The earnings per share (EPS) has been inconsistent, effected in 2018 by an acquisition that caused the EPS that year to be -$0.57, peaking at $5.95 in 2021 and then settling at $2.15 in the last twelve months. The book value has seen a consistent upward trend, growing from $58,543.00 million in 2018 to $73,002.00 million, indicating a CAGR of approximately 4.5%. This suggests that the company has been successful in increasing its intrinsic value over the period. CVS’s management team projects that in Fiscal Year 2023, the company will achieve guidance operating cash flow of $12.5 billion – $13.5 billion. I believe they will achieve this projection, as long as we do not see a significant macro-economic downturn that would decrease overall store traffic and discretionary spending.
As of the most recent quarter, the company reported cash and cash equivalents of $13,807 million. The company’s total debt stands at $59,920.00, quite a significant amount, however the maturity profile of the debt is spread across multiple decades. While significant, based off CVS’s market free cash flow generation, the debt will likely be repaid without major issues.

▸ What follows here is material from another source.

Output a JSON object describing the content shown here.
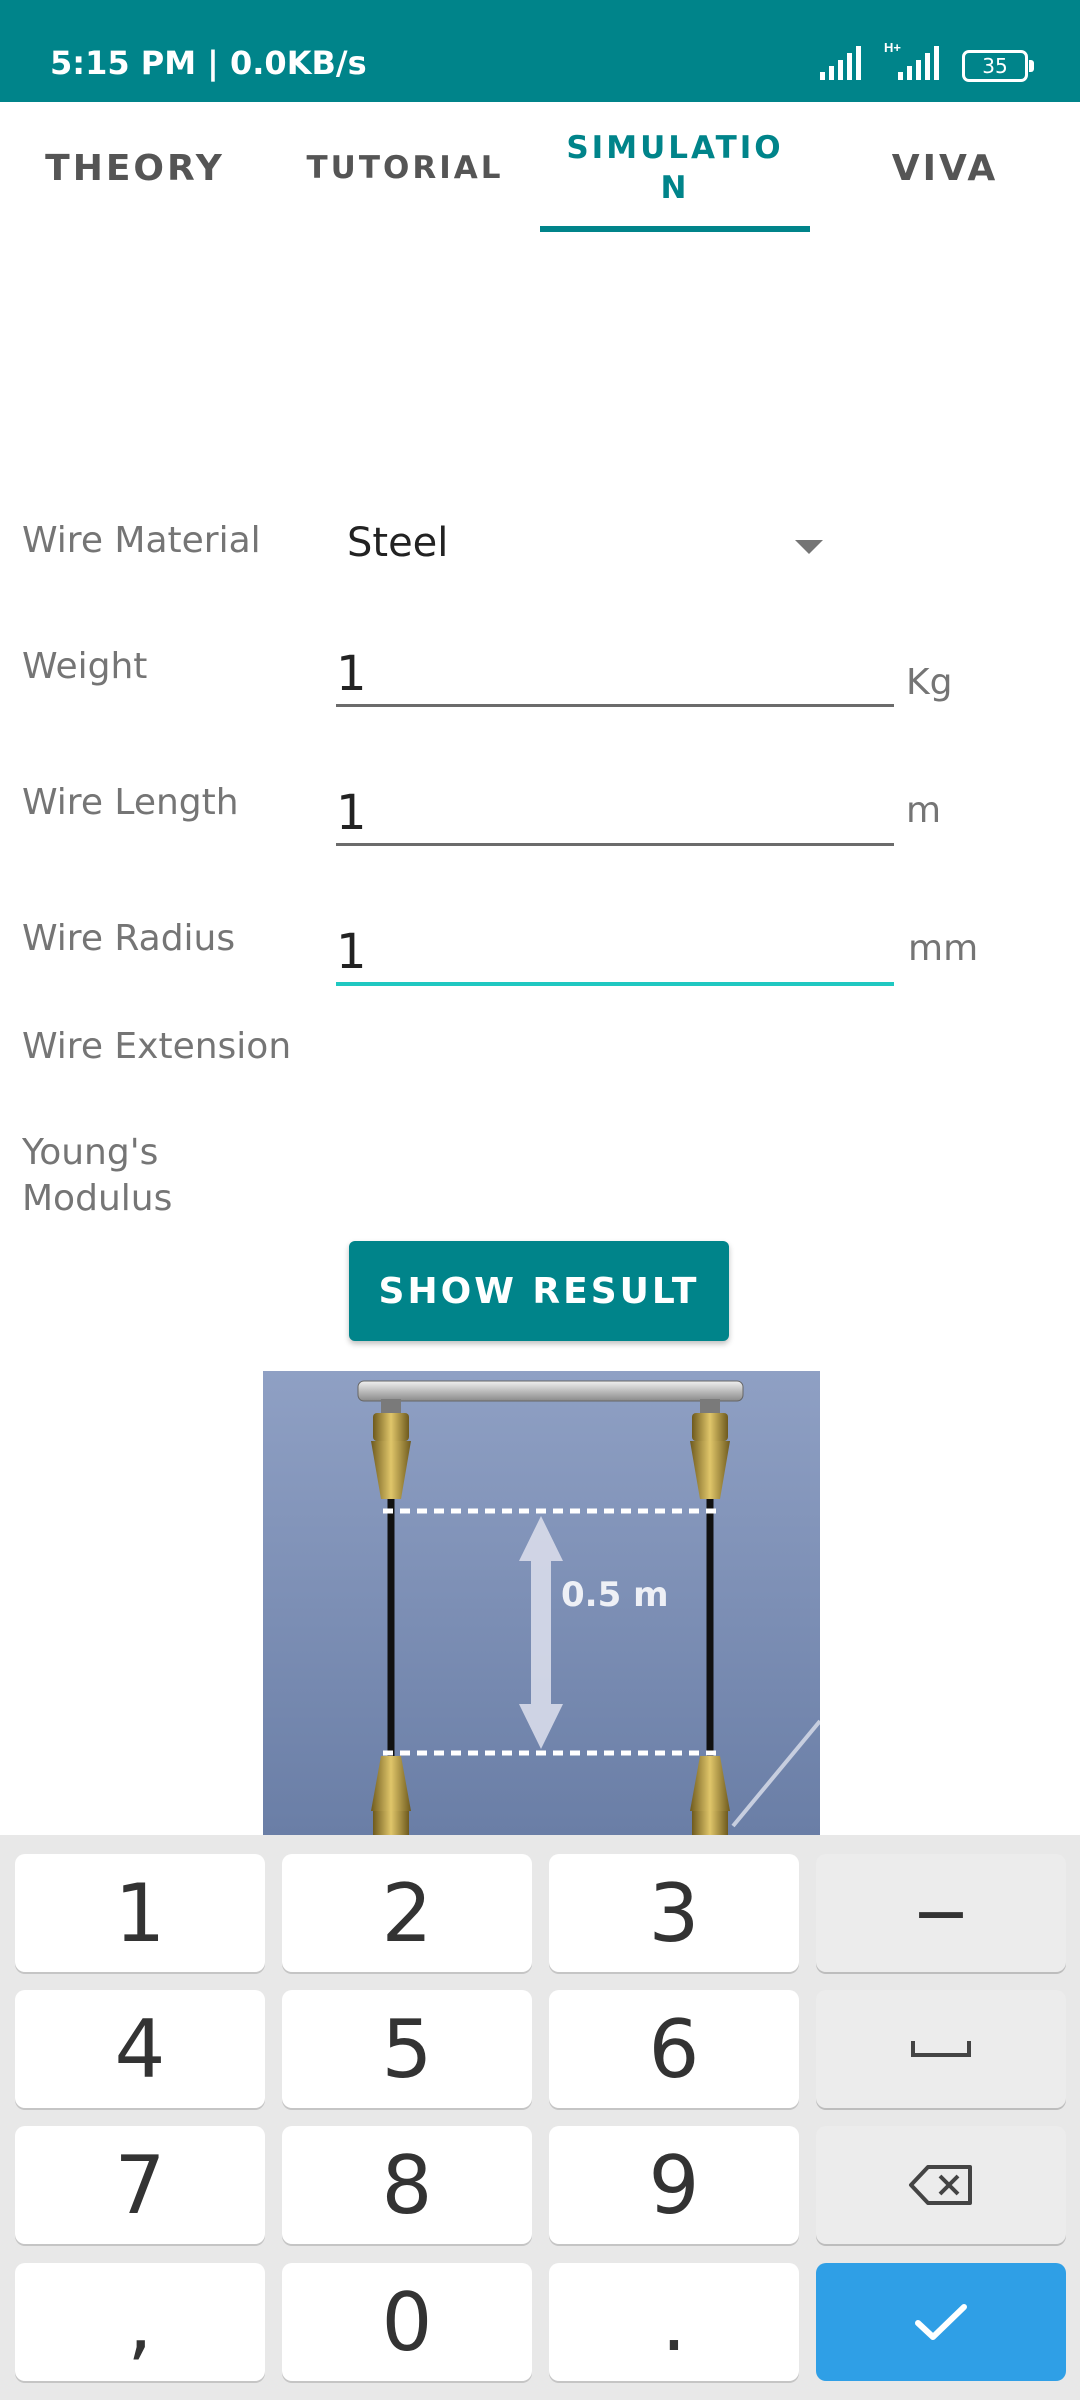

It should be noted that CVS pay a substantial dividend that is currently 3.41%, since roughly 30-50% of the projected free cash flow over the next 3 years will be allocated to debt repayments, should we see a decline in free cash flow due to a recession or macroeconomic headwinds, a dividend cut or a pause in the share repurchase program may occur. Therefore, in my view investors should be quite vigilant on the macro, to avoid potential downside in this investment.
Valuation
When considering valuation, I always consider what we are paying for the business (the market capitalisation) versus what we are getting (the underlying business fundamentals and future earnings). I believe a reliable way of measuring what you get versus what you pay is by conducting a discounted cashflow analysis of the business as seen below.
CVS’s current TTM Cashflow per Share as of Q2, 2023 is $13.54. To be conservative as free cash flow can be quite volatile for CVS and since the previous twelve months have been quite strong on a free cash flow basis, I believe that CVS Cashflow per Share should grow conservatively at 0% annually for the next five years. Therefore, once factoring in the growth rate by Q2 2028 CVS’s Cashflow per Share, is expected to be $13.54. If we then apply an exit multiple of 10, which is based off a reasonable price to free cashflow ratio using the previous 10 years of data, this infers a price target in five years of $168.69. Therefore, based on these estimations, if you were to buy CVS at today’s share price of $70.87, this would result in a CAGR of 19% over the next five years.
Conclusion
In my view, CVS Health Corporation is well-positioned for consistent growth, thanks to multiple industry tailwinds like rising prescription numbers, an aging U.S. population, expanded healthcare coverage, and a growing emphasis on preventive care. The company’s substantial scale and market share, along with its near-duopoly with Walgreens, solidify its status as a market leader and create a formidable barrier for new entrants. CVS’s focus on cost leadership adds another layer to its competitive advantage, enabling better negotiations with suppliers and providing value to customers. Conservative estimates even suggest a potential CAGR of 19% over the next five years. However, it’s important to consider the risk of a dividend cut or a pause in the share buyback program in the event of adverse macro-economic conditions like a recession. In such a scenario, CVS would likely prioritize debt repayment, which could impact shareholder returns. Overall, despite this risk, CVS remains a compelling long-term investment in the healthcare sector.